Un capteur sachant capter à distance est un bon compteur. Chasseur d’innovations, le Finistérien Olivier Le Strat s’est mis en tête en 2003 de concevoir des capteurs à ultrasons communiquants. Sept années plus tard, sa société Ijinus – qui signifie innovation en breton - exporte ses appareils dans le monde entier et vient même de créer des filiales en Asie et aux Etats-Unis. Un succès qu’elle a tout d’abord construit auprès des entreprises de l’agroalimentaire. « Il existait toutes sortes de solutions pour mesurer la quantité de matière présente dans un silo. Mais il n’existait pas de solutions simples. Les systèmes posaient beaucoup de problèmes mécaniques ou d’étanchéité ». Après une phase de recherche de trois ans, la société lance la commercialisation de ses capteurs à ultrasons « made in Bretagne ». Une solution sans câble, robuste et compacte. Mais surtout performante puisque Ijinus revendique une qualité de mesure équivalente voire supérieure aux capteurs existants.
Du solide à l’eau
Après avoir conquis les usines alimentaires, l’innovation finistérienne s’est rapidement trouvée une nouvelle application : l’eau. Un second terrain de jeu qui a néanmoins nécessité d’adapter l’algorithme maison à la mesure de réseaux d’assainissement, rivières et autres canalisations. « Notre capteur présente moins de variabilité qu’un capteur radar, explique Olivier Le Strat. Son lancement a généré un certain buzz dans le monde de l’eau. » La solution d’Ijinus a ainsi convaincu quelques grands noms du secteur comme Veolia, GDF Suez ou American Water. Encourageant. D’autant que ces signatures pourraient contribuer à l’amélioration de la qualité des mesures. En compilant les données de plusieurs grands comptes, Ijinus pense en effet pouvoir affiner encore la précisions de ses capteurs.
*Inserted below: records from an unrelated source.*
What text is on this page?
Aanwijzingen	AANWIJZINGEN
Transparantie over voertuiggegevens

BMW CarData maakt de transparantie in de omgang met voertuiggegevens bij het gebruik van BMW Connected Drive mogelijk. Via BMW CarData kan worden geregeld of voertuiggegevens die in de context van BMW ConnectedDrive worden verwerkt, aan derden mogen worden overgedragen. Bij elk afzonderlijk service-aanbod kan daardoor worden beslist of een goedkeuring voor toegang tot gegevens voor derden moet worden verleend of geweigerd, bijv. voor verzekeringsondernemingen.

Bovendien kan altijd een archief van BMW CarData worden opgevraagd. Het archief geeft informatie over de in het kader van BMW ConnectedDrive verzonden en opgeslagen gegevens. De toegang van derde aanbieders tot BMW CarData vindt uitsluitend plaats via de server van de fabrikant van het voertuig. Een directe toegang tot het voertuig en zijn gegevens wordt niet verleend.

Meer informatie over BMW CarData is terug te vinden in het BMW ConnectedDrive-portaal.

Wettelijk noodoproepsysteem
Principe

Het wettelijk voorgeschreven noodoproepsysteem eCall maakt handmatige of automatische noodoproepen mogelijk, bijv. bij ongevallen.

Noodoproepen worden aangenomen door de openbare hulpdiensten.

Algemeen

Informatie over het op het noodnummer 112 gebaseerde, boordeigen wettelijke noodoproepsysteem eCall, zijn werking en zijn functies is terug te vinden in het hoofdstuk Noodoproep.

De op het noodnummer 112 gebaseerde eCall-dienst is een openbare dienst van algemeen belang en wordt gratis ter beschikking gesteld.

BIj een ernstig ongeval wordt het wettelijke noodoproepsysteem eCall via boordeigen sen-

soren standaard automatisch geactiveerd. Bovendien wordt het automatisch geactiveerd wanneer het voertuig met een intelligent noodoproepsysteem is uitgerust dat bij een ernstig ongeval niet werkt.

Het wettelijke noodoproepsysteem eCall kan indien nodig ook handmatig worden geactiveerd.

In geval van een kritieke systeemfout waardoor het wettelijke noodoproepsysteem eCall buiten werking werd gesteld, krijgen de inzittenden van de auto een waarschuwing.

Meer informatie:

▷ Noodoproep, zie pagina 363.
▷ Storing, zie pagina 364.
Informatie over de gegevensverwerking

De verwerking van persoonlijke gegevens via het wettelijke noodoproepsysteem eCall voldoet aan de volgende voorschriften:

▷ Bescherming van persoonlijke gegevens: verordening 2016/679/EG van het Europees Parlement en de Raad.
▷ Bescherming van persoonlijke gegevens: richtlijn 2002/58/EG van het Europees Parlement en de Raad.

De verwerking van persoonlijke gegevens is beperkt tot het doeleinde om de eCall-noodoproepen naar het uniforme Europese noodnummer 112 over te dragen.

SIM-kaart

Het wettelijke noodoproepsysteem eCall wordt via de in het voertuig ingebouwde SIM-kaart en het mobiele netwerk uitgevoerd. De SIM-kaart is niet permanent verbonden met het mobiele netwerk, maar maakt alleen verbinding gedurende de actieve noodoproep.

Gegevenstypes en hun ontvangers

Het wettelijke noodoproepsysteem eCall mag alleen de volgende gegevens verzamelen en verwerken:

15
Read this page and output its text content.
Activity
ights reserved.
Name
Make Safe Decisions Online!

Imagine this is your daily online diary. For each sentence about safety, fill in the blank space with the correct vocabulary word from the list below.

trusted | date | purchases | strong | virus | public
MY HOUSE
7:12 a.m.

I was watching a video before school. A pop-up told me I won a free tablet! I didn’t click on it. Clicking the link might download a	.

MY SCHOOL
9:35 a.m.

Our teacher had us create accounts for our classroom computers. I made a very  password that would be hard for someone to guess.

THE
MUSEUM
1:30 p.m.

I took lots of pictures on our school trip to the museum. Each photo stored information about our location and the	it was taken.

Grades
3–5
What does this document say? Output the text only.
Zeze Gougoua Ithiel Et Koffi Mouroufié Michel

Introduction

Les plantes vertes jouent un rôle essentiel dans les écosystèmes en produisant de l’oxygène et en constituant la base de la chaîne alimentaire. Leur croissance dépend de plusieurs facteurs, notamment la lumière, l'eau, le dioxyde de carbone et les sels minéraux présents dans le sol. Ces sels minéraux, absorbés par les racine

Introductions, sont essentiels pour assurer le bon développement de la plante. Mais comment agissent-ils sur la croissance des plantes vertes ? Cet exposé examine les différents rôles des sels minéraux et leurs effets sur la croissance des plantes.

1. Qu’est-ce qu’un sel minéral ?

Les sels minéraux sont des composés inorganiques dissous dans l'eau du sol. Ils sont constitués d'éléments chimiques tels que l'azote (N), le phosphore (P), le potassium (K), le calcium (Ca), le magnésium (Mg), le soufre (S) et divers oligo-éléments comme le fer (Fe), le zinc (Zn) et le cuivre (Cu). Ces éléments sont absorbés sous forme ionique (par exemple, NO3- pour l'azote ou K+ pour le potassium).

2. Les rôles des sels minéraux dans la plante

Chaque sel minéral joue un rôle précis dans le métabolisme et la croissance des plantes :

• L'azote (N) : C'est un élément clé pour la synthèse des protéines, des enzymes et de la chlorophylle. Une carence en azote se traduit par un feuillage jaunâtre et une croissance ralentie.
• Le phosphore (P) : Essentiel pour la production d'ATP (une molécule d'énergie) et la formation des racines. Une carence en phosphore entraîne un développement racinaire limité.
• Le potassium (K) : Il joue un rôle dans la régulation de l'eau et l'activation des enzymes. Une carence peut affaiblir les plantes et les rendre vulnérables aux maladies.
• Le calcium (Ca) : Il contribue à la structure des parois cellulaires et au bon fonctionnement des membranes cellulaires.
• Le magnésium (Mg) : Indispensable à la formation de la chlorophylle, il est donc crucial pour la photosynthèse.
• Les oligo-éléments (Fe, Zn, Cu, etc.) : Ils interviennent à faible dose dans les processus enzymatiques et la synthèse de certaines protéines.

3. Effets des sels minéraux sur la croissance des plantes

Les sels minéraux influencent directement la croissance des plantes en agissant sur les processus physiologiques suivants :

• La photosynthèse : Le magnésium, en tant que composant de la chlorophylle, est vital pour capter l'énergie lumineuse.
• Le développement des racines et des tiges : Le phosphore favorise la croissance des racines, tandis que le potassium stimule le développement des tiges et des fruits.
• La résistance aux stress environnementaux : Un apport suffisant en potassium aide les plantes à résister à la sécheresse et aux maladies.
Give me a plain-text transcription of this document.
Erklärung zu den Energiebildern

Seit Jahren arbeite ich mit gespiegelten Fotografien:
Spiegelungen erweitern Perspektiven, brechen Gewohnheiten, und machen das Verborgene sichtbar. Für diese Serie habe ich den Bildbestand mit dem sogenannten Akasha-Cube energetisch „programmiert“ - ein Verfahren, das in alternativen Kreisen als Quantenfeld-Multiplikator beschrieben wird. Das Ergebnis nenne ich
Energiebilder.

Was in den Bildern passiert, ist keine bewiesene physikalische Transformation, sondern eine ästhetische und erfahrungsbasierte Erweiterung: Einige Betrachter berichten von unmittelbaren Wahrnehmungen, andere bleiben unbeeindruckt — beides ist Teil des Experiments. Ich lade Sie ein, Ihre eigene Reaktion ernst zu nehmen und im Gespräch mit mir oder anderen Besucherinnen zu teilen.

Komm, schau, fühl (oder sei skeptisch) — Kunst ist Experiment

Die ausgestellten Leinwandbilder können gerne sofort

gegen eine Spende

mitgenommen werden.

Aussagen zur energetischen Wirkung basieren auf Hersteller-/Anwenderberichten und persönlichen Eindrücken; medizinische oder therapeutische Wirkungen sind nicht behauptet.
Exemple d'utilisation des capteurs Ijinus
Faciliter la transmission
Au-delà de leur méticulosité, les capteurs bretons semblent également convaincre grâce à leurs capacités de transmission, en liaison GSM ou radio. « Aujourd’hui, lorsque vous souhaitez mesurer le niveau d’eau d’un réseau d’assainissement, vous devez bloquer la route pour positionner votre compteur, explique Olivier Le Strat. Avec notre solution cela prend 10 minutes. Et l’opération se fait à distance dans un véhicule technique. C’est très rapide et moins risqué ». Ces données sont ensuite acheminées vers les plates-formes propriétaires des clients. Ijinus adaptant ses modes de transmissions aux protocoles techniques internes des sociétés équipées. A terme, la PME pourrait proposer à ses clients de gérer une plus large palette de leurs besoins en mesures. « Nous sommes déjà passés du solide à l’eau. Nous travaillons sur des projets pour passer de l’eau au gaz industriel. Nous sommes en contact avec des grands partenaires dans le secteur du gaz. Ce sera pour 2011 ». De l’eau dans le gaz pour Ijinus ? Olivier Le Strat en rêve.
Ijinus en bref
- Création : 2003
- Siège social : Quimperlé (29)
- Chiffre d’affaires : 1 million d’euros en 2010
- Effectif : une dizaine de salariés en France.
- Implantations : Espagne, Danemark, Portugal, Australie, Mexique, Canada, Etats-Unis, Chine…
- Coût d’un capteur : de 400 euros à 2500 euros
- Production : 50 capteurs par mois en 2009 ; 100 capteurs par mois en juin 2010 ; 300 capteurs par mois à la mi-décembre 2010.